Wednesday, February 24, 2010

Mahasatipatthana Sutta (6)

IV. Dhammanupassana (Contemplation on Dhammas)

v. Sacca Pabba (Section on Noble Truths)

And again, bhikkhus, a bhikkhu dwells perceiving again and again the Four Noble Truths as just the Four Noble Truths (not mine, not I, not self, but just as phenomena). And how, bhikkhus, does a bhikkhu dwell perceiving again and again the Four Noble Truths as just the Four Noble Truths? Here, (in this teaching), bhikkhus, a bhikkhu knows as it really is, "This is dukkha"; he knows as it really is, "This is the cause of dukkha"; he knows as it really is, "This is the cessation of dukkha"; he knows as it really is, "This is the path leading to the cessation of dukkha.''

a. Dukkhasacca Pabba (Section on the Noble Truth of Dukkha)

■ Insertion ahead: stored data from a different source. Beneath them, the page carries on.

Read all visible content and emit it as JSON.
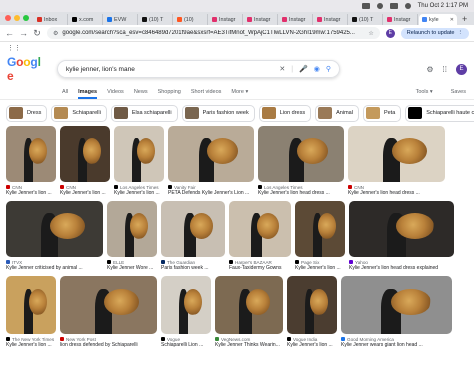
{
  "menubar": {
    "datetime": "Thu Oct 2  1:17 PM"
  },
  "tabs": [
    {
      "label": "Inbox",
      "color": "#d93025"
    },
    {
      "label": "x.com",
      "color": "#000000"
    },
    {
      "label": "EVW",
      "color": "#1a73e8"
    },
    {
      "label": "(10) T",
      "color": "#111111"
    },
    {
      "label": "(10)",
      "color": "#ff5722"
    },
    {
      "label": "Instagr",
      "color": "#e1306c"
    },
    {
      "label": "Instagr",
      "color": "#e1306c"
    },
    {
      "label": "Instagr",
      "color": "#e1306c"
    },
    {
      "label": "Instagr",
      "color": "#e1306c"
    },
    {
      "label": "(10) T",
      "color": "#111111"
    },
    {
      "label": "Instagr",
      "color": "#e1306c"
    },
    {
      "label": "kyle",
      "color": "#4285f4",
      "active": true
    }
  ],
  "toolbar": {
    "url": "google.com/search?sca_esv=c846489d7201f9ae&sxsrf=AE3TifMnot_WpAjC1TlwLLVN-2GhI19mw:1759425...",
    "relaunch": "Relaunch to update",
    "profile_initial": "E"
  },
  "search": {
    "query": "kylie jenner, lion's mane",
    "avatar_initial": "E"
  },
  "search_tabs": [
    "All",
    "Images",
    "Videos",
    "News",
    "Shopping",
    "Short videos",
    "More ▾"
  ],
  "search_tabs_active": "Images",
  "tools_label": "Tools ▾",
  "saves_label": "Saves",
  "chips": [
    {
      "label": "Dress",
      "color": "#8c6a48"
    },
    {
      "label": "Schiaparelli",
      "color": "#b48a52"
    },
    {
      "label": "Elsa schiaparelli",
      "color": "#6f5a45"
    },
    {
      "label": "Paris fashion week",
      "color": "#7a6650"
    },
    {
      "label": "Lion dress",
      "color": "#a97b43"
    },
    {
      "label": "Animal",
      "color": "#9a7a58"
    },
    {
      "label": "Peta",
      "color": "#c49a5c"
    },
    {
      "label": "Schiaparelli haute couture",
      "color": "#000000"
    }
  ],
  "rows": [
    [
      {
        "source": "CNN",
        "title": "Kylie Jenner's lion ...",
        "bg": "#9c8a76",
        "src_color": "#cc0000"
      },
      {
        "source": "CNN",
        "title": "Kylie Jenner's lion ...",
        "bg": "#4a3a2c",
        "src_color": "#cc0000"
      },
      {
        "source": "Los Angeles Times",
        "title": "Kylie Jenner's lion ...",
        "bg": "#cfc6b8",
        "src_color": "#000000"
      },
      {
        "source": "Vanity Fair",
        "title": "PETA Defends Kylie Jenner's Lion ...",
        "bg": "#b9ab98",
        "src_color": "#000000"
      },
      {
        "source": "Los Angeles Times",
        "title": "Kylie Jenner's lion head dress ...",
        "bg": "#8b8172",
        "src_color": "#000000"
      },
      {
        "source": "CNN",
        "title": "Kylie Jenner's lion head dress ...",
        "bg": "#dcd3c4",
        "src_color": "#cc0000"
      }
    ],
    [
      {
        "source": "ITVX",
        "title": "Kylie Jenner criticised by animal ...",
        "bg": "#3d3a35",
        "src_color": "#2b5bb8"
      },
      {
        "source": "ELLE",
        "title": "Kylie Jenner Wore ...",
        "bg": "#b3a898",
        "src_color": "#000000"
      },
      {
        "source": "The Guardian",
        "title": "Paris fashion week ...",
        "bg": "#c8bfb3",
        "src_color": "#052962"
      },
      {
        "source": "Harper's BAZAAR",
        "title": "Faux-Taxidermy Gowns",
        "bg": "#cbbfae",
        "src_color": "#000000"
      },
      {
        "source": "Page Six",
        "title": "Kylie Jenner's lion ...",
        "bg": "#5c4a36",
        "src_color": "#000000"
      },
      {
        "source": "Yahoo",
        "title": "Kylie Jenner's lion head dress explained",
        "bg": "#2d2a28",
        "src_color": "#6001d2"
      }
    ],
    [
      {
        "source": "The New York Times",
        "title": "Kylie Jenner's lion ...",
        "bg": "#c9a15e",
        "src_color": "#000000"
      },
      {
        "source": "New York Post",
        "title": "lion dress defended by Schiaparelli",
        "bg": "#8a7660",
        "src_color": "#cc0000"
      },
      {
        "source": "Vogue",
        "title": "Schiaparelli Lion ...",
        "bg": "#d4cfc6",
        "src_color": "#000000"
      },
      {
        "source": "VegNews.com",
        "title": "Kylie Jenner Thinks Wearin...",
        "bg": "#7d6a52",
        "src_color": "#3a8a3a"
      },
      {
        "source": "Vogue India",
        "title": "Kylie Jenner's lion ...",
        "bg": "#4b3d30",
        "src_color": "#000000"
      },
      {
        "source": "Good Morning America",
        "title": "Kylie Jenner wears giant lion head ...",
        "bg": "#8f8f8f",
        "src_color": "#1a73e8"
      }
    ]
  ]
}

And what, bhikkhus, is the Noble Truth of dukkha? Birth note93 is dukkha, ageing is also dukkha, death is also dukkha; sorrow, lamentation, physical pain, mental pain and anguish are also dukkha; to have to associate with those (persons or things) one dislikes is also dukkha; to be separated from those one loves or likes is also dukkha; wishing for what one cannot get is also dukkha; in short, the five aggregates of clinging are dukkha.note94

And what, bhikkhus, is birth (jati)? The birth, the being born, the origination, the conception, the springing into existence, the manifestation of the aggregates, and the acquisition of the sense-bases of beings in this or that class of beings - this, bhikkhus, is called birth.

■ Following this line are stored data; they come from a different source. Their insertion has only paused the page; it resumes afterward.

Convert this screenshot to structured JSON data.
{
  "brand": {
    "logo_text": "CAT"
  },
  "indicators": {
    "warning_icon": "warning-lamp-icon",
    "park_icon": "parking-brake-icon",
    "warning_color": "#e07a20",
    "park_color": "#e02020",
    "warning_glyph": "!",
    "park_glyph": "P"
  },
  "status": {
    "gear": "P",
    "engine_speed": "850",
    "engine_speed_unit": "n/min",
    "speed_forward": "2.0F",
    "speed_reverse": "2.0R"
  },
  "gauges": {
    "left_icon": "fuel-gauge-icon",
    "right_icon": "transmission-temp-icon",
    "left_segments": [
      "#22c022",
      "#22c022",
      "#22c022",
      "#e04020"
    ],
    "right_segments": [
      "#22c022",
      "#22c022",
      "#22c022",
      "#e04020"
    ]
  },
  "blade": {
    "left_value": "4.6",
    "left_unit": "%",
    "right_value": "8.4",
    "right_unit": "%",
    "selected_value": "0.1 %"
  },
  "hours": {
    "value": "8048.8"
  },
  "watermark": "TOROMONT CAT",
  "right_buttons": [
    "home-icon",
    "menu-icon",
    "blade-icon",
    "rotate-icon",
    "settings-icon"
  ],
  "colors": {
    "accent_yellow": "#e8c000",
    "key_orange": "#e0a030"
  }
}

And what, bhikkhus, is ageing (jara)? It is the ageing, the getting frail, the loss of teeth, the greying of hair, the wrinkling of skin; the failing of the vital force, the wearing out of the sense faculties of beings in this or that class of beings - this, bhikkhus, is called ageing.

And what, bhikkhus, is death (marana)? The departing and vanishing, the destruction, the disappearance, the death, the completion of the life span, the dissolution of the aggregates (khandha), the discarding of the body, and the destruction of the physical life-force of beings in this or that class of beings - this, bhikkhus, is called death.

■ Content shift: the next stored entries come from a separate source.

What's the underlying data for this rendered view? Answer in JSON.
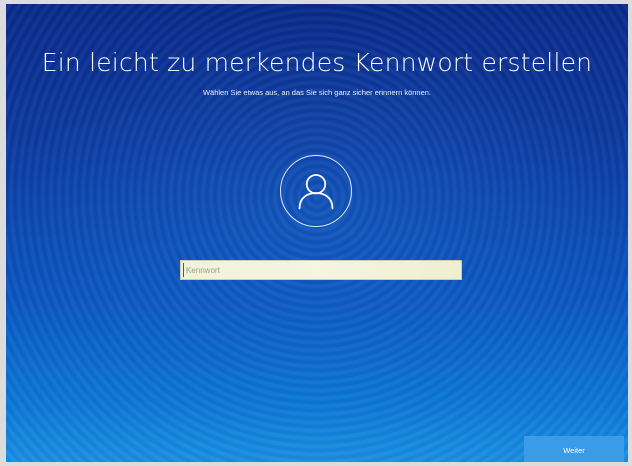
{
  "page": {
    "title": "Ein leicht zu merkendes Kennwort erstellen",
    "subtitle": "Wählen Sie etwas aus, an das Sie sich ganz sicher erinnern können."
  },
  "password_field": {
    "placeholder": "Kennwort",
    "value": ""
  },
  "avatar": {
    "icon": "user-icon"
  },
  "footer": {
    "next_label": "Weiter"
  },
  "colors": {
    "background_top": "#0a2a8a",
    "background_bottom": "#1a8fe2",
    "button": "#3a9be6",
    "field": "#f0f2d8",
    "text": "#ffffff"
  }
}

And what, bhikkhus, is sorrow (soka)?note95 The sorrow, the act of sorrowing, the sorrowful state of mind, the inward sorrow and the inward overpowering sorrow that arise because of this or that loss (of relatives, or possessions) or this or that painful state that one experiences - this, bhikkhus, is called sorrow.

And what, bhikkhus is lamentation (parideva)? The crying and lamenting, the act of crying and lamenting, and the state of crying and lamentation that arises because of this or that loss (of relatives, or possessions) or this or that painful state that one experiences - this bhikkhus, is called lamentation.

And what, bhikkhus, is physical pain (dukkha)? The bodily pain and bodily unpleasantness, the painful and unpleasant feeling produced by bodily contact - this, bhikkhus, is called physical pain.

And what, bhikkhus, is mental pain (domanassa)? The pain in the mind and the unpleasantness in the mind, the painful and unpleasant feeling produced by mental contact - this, bhikkhus, is called mental pain.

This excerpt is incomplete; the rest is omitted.